Some Atlantic County lawmakers held out faint hope that the three impending closures could be averted and that the resort would get to finish out Christie's five-year revitalization plan. The plan was put in place in 2011 and intended to resuscitate the city with a state-run tourism district and added marketing dollars. It expires in February 2016.

Brown, the state assemblyman, suggested the casino closures should not be used to further North Jersey lawmakers' push for their own casino. Lawmakers including State Sen.
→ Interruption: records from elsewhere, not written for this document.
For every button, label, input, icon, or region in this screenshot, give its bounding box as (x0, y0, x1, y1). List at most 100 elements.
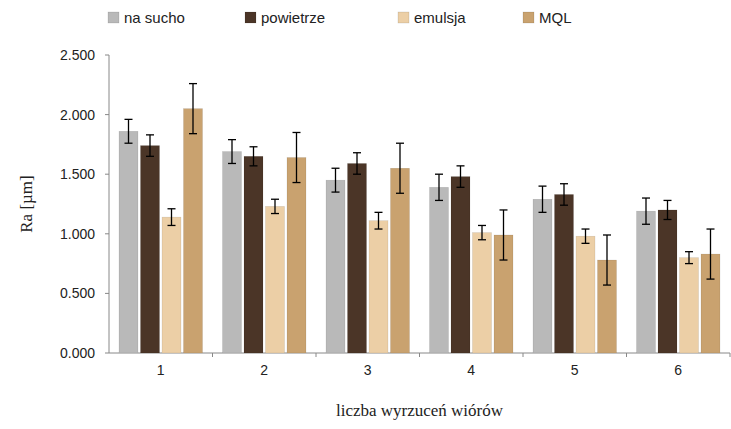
error-stem (128, 119, 129, 143)
error-cap (125, 143, 133, 144)
error-cap (582, 243, 590, 244)
error-cap (457, 165, 465, 166)
y-tick (105, 233, 109, 234)
error-stem (171, 209, 172, 226)
error-stem (335, 168, 336, 192)
error-stem (645, 198, 646, 224)
error-cap (189, 133, 197, 134)
bar (451, 177, 470, 353)
legend-swatch (398, 12, 409, 23)
x-tick (212, 353, 213, 357)
bar (287, 158, 306, 353)
bar (680, 258, 699, 353)
error-cap (146, 134, 154, 135)
error-bar (353, 153, 361, 174)
bar (473, 233, 492, 353)
legend-label: na sucho (124, 9, 185, 26)
x-tick (316, 353, 317, 357)
error-stem (481, 225, 482, 239)
legend-swatch (523, 12, 534, 23)
bar (369, 221, 388, 353)
error-cap (396, 143, 404, 144)
error-cap (457, 187, 465, 188)
error-bar (396, 143, 404, 193)
bar (637, 211, 656, 353)
error-cap (353, 152, 361, 153)
bar (162, 217, 181, 353)
error-cap (685, 263, 693, 264)
error-cap (332, 191, 340, 192)
x-tick-label: 4 (467, 362, 475, 378)
error-cap (435, 174, 443, 175)
legend-label: MQL (539, 9, 572, 26)
error-cap (146, 156, 154, 157)
x-tick-label: 5 (571, 362, 579, 378)
y-axis (109, 55, 110, 353)
x-axis-label: liczba wyrzuceń wiórów (336, 401, 504, 420)
error-cap (271, 199, 279, 200)
error-cap (228, 139, 236, 140)
error-cap (707, 228, 715, 229)
error-bar (228, 140, 236, 164)
error-bar (146, 135, 154, 156)
error-cap (539, 185, 547, 186)
error-bar (293, 132, 301, 182)
error-cap (168, 225, 176, 226)
error-cap (293, 132, 301, 133)
error-stem (503, 210, 504, 260)
error-stem (542, 186, 543, 212)
error-stem (253, 147, 254, 166)
error-cap (707, 278, 715, 279)
error-cap (168, 208, 176, 209)
x-tick (626, 353, 627, 357)
error-stem (296, 132, 297, 182)
error-cap (582, 228, 590, 229)
error-stem (438, 174, 439, 200)
error-cap (603, 234, 611, 235)
error-bar (500, 210, 508, 260)
y-tick (105, 353, 109, 354)
error-bar (560, 184, 568, 205)
error-cap (396, 193, 404, 194)
error-cap (189, 83, 197, 84)
chart: 0.0000.5001.0001.5002.0002.500123456Ra [… (0, 0, 731, 429)
x-tick (730, 353, 731, 357)
x-tick-label: 6 (674, 362, 682, 378)
y-tick-label: 2.000 (60, 107, 95, 123)
legend-label: emulsja (414, 9, 466, 26)
error-stem (399, 143, 400, 193)
x-tick-label: 3 (364, 362, 372, 378)
error-cap (332, 168, 340, 169)
error-cap (500, 209, 508, 210)
error-stem (149, 135, 150, 156)
y-tick (105, 114, 109, 115)
error-bar (271, 199, 279, 213)
legend-label: powietrze (261, 9, 325, 26)
error-stem (606, 235, 607, 285)
bar (555, 194, 574, 353)
error-cap (685, 251, 693, 252)
bar (658, 210, 677, 353)
error-cap (603, 284, 611, 285)
error-cap (642, 197, 650, 198)
legend: na sucho powietrze emulsja MQL (108, 9, 572, 26)
bar (244, 156, 263, 353)
error-cap (271, 213, 279, 214)
error-cap (228, 163, 236, 164)
error-bar (539, 186, 547, 212)
error-cap (664, 219, 672, 220)
error-cap (375, 212, 383, 213)
y-tick (105, 293, 109, 294)
error-cap (375, 228, 383, 229)
error-stem (563, 184, 564, 205)
error-bar (125, 119, 133, 143)
error-bar (250, 147, 258, 166)
error-bar (603, 235, 611, 285)
bar (266, 206, 285, 353)
y-tick-label: 0.000 (60, 345, 95, 361)
error-cap (125, 119, 133, 120)
y-tick (105, 174, 109, 175)
y-tick-label: 2.500 (60, 47, 95, 63)
y-axis-label: Ra [µm] (17, 175, 36, 232)
error-bar (664, 200, 672, 219)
Ray Lesniak (D., Union) have said a casino at the Meadowlands Sports Complex in East Rutherford, taxed at a much higher rate than Atlantic City's casinos, could earmark and send up to 50 percent of its revenue to the struggling resort.

Christie and Senate President Steve Sweeney acknowledged publicly last month that they are now "open to discussing" a referendum on the November 2015 ballot that would ask voters to decide whether to end Atlantic City's 36-year state monopoly on gambling.

Just hours after Revel announced its closing, the Meadowlands Regional Chamber issued a news release announcing a review of a "vision plan" for the Meadowlands complex "in light of a North Jersey casino referendum."

"In the short term, the proposed casino closing should bring some stability to the remaining Atlantic City casinos," said gaming analyst John Kempf of RBC Capital Markets L.L.C. "However, the reduction of casino tax revenues, along with new casino supply in New York, makes a North Jersey casino more likely in our view."

The mood inside Revel Tuesday night was somber and quiet, though music blared over a mostly empty gaming floor.

"This has been looming for some time," said Chuck Urban, 51, a waiter in one of the casino's subcontracted restaurants. "It's not a pleasant atmosphere right now."